MALDI MS serum spectra from individuals with lung cancer and matched controls. Average intensity of spectrum analysis between matched cases (red plain line) and controls (blue dotted line) are presented. Arrows point to m/z values of discriminatory features.

FIGURE 4

(A) Receiver operating characteristic curves addressing diagnostic efficacy of cases and controls in the two datasets (182 training sample set, 106 matched test set). (B) Nonmonotonic (quadratic in ranks) generalization of the Spearman rank–correlation coefficient, for each of these five predictors. The generalized Spearman coefficient helps to describe the strength of marginal relationships between each of these predictor variables and the response (being with lung cancer or not). This plot shows that the serum profile has the strongest correlation with the response among these five predictors. (C) Odds ratio of being diagnosed with lung cancer according to serum profile quantile distribution.

FIGURE 5

(A) One-dimensional SDS-PAGE analysis of proteins from control and lung cancer serum samples. Serum proteins were separated using SDS-PAGE on a 10% to 20% tricine gel and stained using colloidal blue. The gel illustrates a band in the molecular weight range of 11 to 12 kDa that appears frequently in lung cancer samples but is absent in the controls. This region was excised from control and cancer samples, trypsin digested, and subjected to LC-MS-MS analysis. Lane 1, molecular weight markers; lanes 2 through 4, control serum; lanes 5 through 7, lung cancer serum. (B) Proteins identified from these bands included several variants of serum amyloid A (SAA) that were unique to the lung cancer samples. FRAGMINT generated candidate protein fragments from serum amyloid A1 isoform 2, which contained the SEQUEST-identified peptides and were consistent with the observed MALDI MS m/z values. Peptides identified are underlined. The peptides contained in the sequence from positions 43 to 105 were also identified but are not shown.

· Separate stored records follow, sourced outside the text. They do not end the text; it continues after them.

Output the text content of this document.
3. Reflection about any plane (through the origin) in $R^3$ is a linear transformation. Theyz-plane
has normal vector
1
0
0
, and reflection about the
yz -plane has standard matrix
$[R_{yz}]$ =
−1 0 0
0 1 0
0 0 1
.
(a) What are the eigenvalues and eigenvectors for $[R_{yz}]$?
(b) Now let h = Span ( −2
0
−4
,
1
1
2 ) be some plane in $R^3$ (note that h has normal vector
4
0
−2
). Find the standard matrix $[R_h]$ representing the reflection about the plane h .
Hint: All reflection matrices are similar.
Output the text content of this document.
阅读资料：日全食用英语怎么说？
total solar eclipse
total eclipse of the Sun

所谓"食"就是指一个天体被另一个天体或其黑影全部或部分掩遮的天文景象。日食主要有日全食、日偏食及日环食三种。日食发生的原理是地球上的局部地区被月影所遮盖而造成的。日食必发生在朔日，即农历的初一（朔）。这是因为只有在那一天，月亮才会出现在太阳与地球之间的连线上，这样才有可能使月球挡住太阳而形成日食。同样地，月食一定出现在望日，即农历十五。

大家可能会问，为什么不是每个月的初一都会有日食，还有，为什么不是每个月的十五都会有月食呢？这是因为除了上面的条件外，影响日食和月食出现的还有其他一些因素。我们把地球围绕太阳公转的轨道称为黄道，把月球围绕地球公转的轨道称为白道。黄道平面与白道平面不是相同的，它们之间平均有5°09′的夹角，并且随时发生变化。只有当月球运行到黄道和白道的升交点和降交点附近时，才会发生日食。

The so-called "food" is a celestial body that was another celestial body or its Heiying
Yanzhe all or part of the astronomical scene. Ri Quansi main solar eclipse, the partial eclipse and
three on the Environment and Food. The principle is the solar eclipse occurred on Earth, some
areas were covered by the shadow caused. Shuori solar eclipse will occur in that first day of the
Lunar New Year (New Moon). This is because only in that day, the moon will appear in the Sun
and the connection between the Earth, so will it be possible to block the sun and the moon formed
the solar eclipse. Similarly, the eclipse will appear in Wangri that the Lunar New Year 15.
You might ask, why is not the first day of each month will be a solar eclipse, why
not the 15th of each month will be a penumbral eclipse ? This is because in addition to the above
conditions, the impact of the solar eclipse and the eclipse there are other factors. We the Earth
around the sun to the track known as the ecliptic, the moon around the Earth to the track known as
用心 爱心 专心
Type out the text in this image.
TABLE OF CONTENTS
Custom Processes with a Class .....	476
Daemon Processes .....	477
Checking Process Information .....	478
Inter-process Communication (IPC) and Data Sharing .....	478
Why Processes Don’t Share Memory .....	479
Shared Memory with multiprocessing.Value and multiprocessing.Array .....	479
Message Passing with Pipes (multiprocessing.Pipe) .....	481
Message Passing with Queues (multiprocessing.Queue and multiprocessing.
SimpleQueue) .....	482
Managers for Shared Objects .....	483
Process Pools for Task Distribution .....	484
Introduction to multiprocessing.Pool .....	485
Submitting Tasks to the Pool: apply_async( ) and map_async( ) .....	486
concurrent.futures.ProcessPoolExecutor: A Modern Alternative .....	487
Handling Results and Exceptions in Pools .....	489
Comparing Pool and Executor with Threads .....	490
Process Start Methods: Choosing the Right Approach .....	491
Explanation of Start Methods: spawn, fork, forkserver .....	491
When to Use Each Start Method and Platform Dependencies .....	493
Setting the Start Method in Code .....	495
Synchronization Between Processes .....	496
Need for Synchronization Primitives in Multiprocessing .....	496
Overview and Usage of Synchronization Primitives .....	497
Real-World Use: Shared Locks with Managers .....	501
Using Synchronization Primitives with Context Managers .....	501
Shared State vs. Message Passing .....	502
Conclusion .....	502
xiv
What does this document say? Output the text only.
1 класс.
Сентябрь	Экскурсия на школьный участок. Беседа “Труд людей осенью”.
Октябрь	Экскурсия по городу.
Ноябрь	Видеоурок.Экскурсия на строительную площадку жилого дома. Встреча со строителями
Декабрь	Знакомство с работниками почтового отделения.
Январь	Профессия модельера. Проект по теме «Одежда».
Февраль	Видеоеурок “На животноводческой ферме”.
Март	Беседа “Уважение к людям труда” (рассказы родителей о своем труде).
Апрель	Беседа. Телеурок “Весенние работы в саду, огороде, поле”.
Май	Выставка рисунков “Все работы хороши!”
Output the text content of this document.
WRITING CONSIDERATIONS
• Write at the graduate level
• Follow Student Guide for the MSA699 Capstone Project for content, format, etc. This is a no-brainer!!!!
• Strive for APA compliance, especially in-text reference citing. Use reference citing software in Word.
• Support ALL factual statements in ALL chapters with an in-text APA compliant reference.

The intact sequence for serum amyloid A1 isoform 2, with an intact m/z value of 13532, is presented below the possible truncated forms. (C) SAA protein expression assessed by Western blot analysis in 10 serum samples, five from patients with lung cancer (cases) and five from controls. (D) Immunodepletion of SAA removes the peaks at m/z of 11526 and 11682 from serum samples of patients with cancer. Twenty microliters of packed rec-protein G–sepharose 4B conjugate (Zymed Lab Inc., CA) were incubated for 2 hours with 40 μg of mouse monoclonal antihuman SAA antibody (Antigenix America Inc., NY) or with immunoglobulins (mouse IgG, Santa Cruz, CA). Antibody–protein G–sepharose complex was washed with phosphate-buffered saline and incubated with 20 μl of serum overnight at +40°C. The supernatant collected after brief centrifugation was considered as SAA-depleted serum. One microliter each of the serum, the SAA-depleted serum, and the serum incubated with control immunoglobulins were diluted 1:10 and subjected to MALDI MS analysis.